Additionally, plaintiffs cite the fact that three checks for the deposit were accepted by O'Brien "and placed in a bank escrow account as further evidence of approval. However, these checks were accepted at the insistence of Prant and for his convenience, and he was told by O'Brien that it was too early to make the deposit. He cannot bootstrap this accommodation made at his request by the bank into an affirmative act of acceptance of the agreement by Fleet Bank.
Second, and more compelling than these arguments which plaintiff suggest are an oral acceptance of their agreement, is the evidence that the parties intended to be bound only by a formal contract. Mr. Schachter, acting as counsel for the defendants, prepared the draft contract in accordance with plaintiffs' term sheet and forwarded it to Landers, Spann, Sterling, Foley and O'Brien. But that contract was accompanied by a letter stating that the draft contract had not been reviewed by defendants and was subject to their review. Thereafter, Landers and Schachter held a telephone conference and discussed open items, including Sterling's objection to a provision that sellers would pay up to $50,000 for environmental clean-up. Landers knew that Sterling believed the $50,000 should be zero and that Fleet wanted that term in the contract. So clearly, there was a dispute yet between the two trustees.
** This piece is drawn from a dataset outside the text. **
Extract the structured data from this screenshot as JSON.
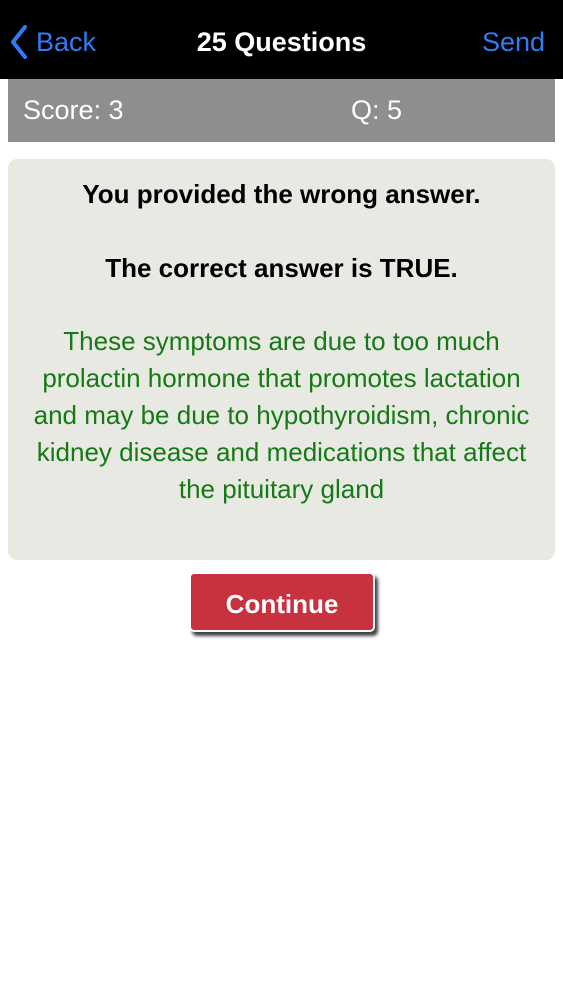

While Schachter said he needed to "educate" Sterling to get him to agree to that $50,000, that statement is not the equivalent of saying Sterling would ultimately agree. The fact that Landers in his January 7, 1998, letter wanted finalization of the contract and referred to this environmental issue and an insurance coverage issue, and whether Heather Prant would be a contract purchaser as minor modifications to the draft, does not mean agreement had been reached. On the contrary, it is compelling evidence that Landers' statement that he was concerned to finalize the contract meant that there was not yet a contract or an agreement between the parties.
More precisely, it is evidence. that leads this court to the conclusion that the parties only intended to be bound by a formal written contract signed by all tile parties. of course, defendants also point to Paragraph 5.5B of the draft contract requiring a Declaration of Restrictions which could obviously raise other issues to be resolved between these parties and likewise create opportunities to fail to reach agreement.
I conclude that there are no issues of material fact which preclude granting summary judgment to the defendants. Defendants have proven that plaintiffs have not and cannot establish by clear and convincing evidence at trial, even taking all of the facts most favorably to the plaintiffs, that the parties herein intended to be bound by the draft contracts, or that these drafts included all the terms essential to the expectations of both the buyer and the sellers for the sale of Tranquility Farm.
Defendants are granted summary judgment dismissing all of plaintiffs' claims and also are granted a discharge of the us pendens that has been filed.